Example above illustrates optimization on the functional level with help of specific optimization tool. It is not so crucial what tool to use for optimization but it is very important to use the optimization approach for all significant numerical models of a system to accelerate the process of product design. The next section will be devoted to structural optimization of a wing.

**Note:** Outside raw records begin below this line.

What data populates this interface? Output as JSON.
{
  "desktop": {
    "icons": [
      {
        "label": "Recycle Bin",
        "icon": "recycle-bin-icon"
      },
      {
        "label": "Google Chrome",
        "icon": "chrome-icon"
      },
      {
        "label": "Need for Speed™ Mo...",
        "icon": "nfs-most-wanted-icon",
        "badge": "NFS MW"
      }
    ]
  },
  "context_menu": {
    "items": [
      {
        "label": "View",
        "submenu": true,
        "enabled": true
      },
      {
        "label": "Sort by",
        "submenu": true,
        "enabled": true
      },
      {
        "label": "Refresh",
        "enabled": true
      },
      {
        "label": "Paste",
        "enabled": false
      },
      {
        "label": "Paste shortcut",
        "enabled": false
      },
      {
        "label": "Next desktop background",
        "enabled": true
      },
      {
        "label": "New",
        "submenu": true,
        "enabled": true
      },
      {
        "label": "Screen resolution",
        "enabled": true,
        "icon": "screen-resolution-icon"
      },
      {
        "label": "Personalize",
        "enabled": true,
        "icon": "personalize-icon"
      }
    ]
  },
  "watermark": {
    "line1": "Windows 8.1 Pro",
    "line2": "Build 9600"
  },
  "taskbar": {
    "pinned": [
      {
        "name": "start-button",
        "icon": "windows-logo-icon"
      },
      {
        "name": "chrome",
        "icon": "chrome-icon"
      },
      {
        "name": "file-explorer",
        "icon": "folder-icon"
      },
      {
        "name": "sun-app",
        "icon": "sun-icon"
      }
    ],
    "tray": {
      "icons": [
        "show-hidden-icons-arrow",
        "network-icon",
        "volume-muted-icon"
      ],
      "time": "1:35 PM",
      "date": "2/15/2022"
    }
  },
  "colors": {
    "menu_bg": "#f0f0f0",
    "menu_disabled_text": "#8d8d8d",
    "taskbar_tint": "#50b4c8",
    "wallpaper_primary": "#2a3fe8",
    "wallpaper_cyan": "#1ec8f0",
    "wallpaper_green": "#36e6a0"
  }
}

6 Structural Optimization of UAV Wing

It should be noted, that for UAV case study the first prototype was produced from PLA plastic. Therefore, the parts were designed directly for 3D printing. The internal volume of the wing was filled with the honey structure as seen from Fig. 10.

Fig. 10.
figure 10

Structure of a wing for small UAV

In the wing, force structure is carbon spar. The plastic around the spar is the place where the spar is located. In this task, the mass of plastic around the spar was optimized. Figure 11 represents force structure of a wing.

Fig. 11.
figure 11

Force structure inside the wing

The input parameters for optimization are L and R (Fig. 11). L is the distance of increase the spar towards hole. R is fillet radius. There are two objectives in optimization: minimum of a displacement for the tip of force structure and minimum of a stress. The problem was solved in pSeven 6.12 software. Figure 12 presents the results of optimization.

Fig. 12.
figure 12

Parallel coordinates for input parameters L, R and for output maxDef, maxStress

Figure 12 shows results of optimization in a form, from which it can be seen the solution: maximal values of input parameters lead to minimal objectives. The values which lead to optimal solution are L = 20 mm, and R = 20 mm. Under these conditions the face of the composite spar approaches the center of the hole and minimum displacement and stress occur.

7 Summary and Outlook

The central objective of the research was to demonstrate an integration of optimization approach with PLM and MBSE methodologies by means of applying optimization to small UAV case study. Meaning integration is followed: data in the form of numerical models is taken from PLM platform, then the important parameters are chosen and optimization is performed. Along with that, the requirements are checked and the optimization helps to meet these requirements in a faster way. Despite this tube deployable small UAV is not an industrial case and not all aspects of modeling and design of the UAV is presented in this paper, but optimization approach is supposed to be expanded towards the development of any innovative product. This approach implies optimization on the system, functional and structural numerical models over the process of product development and implementation of the optimization decreases the time of product development. The essence of the optimization approach technique is the appropriate choice of parameters and numerical models to optimize on each level of product development. Therefore, the combination of PLM, MBSE and Optimization approach creates strong methodology in which models are the core of product development, the optimization precise the models and the PLM allows to manage data efficiently.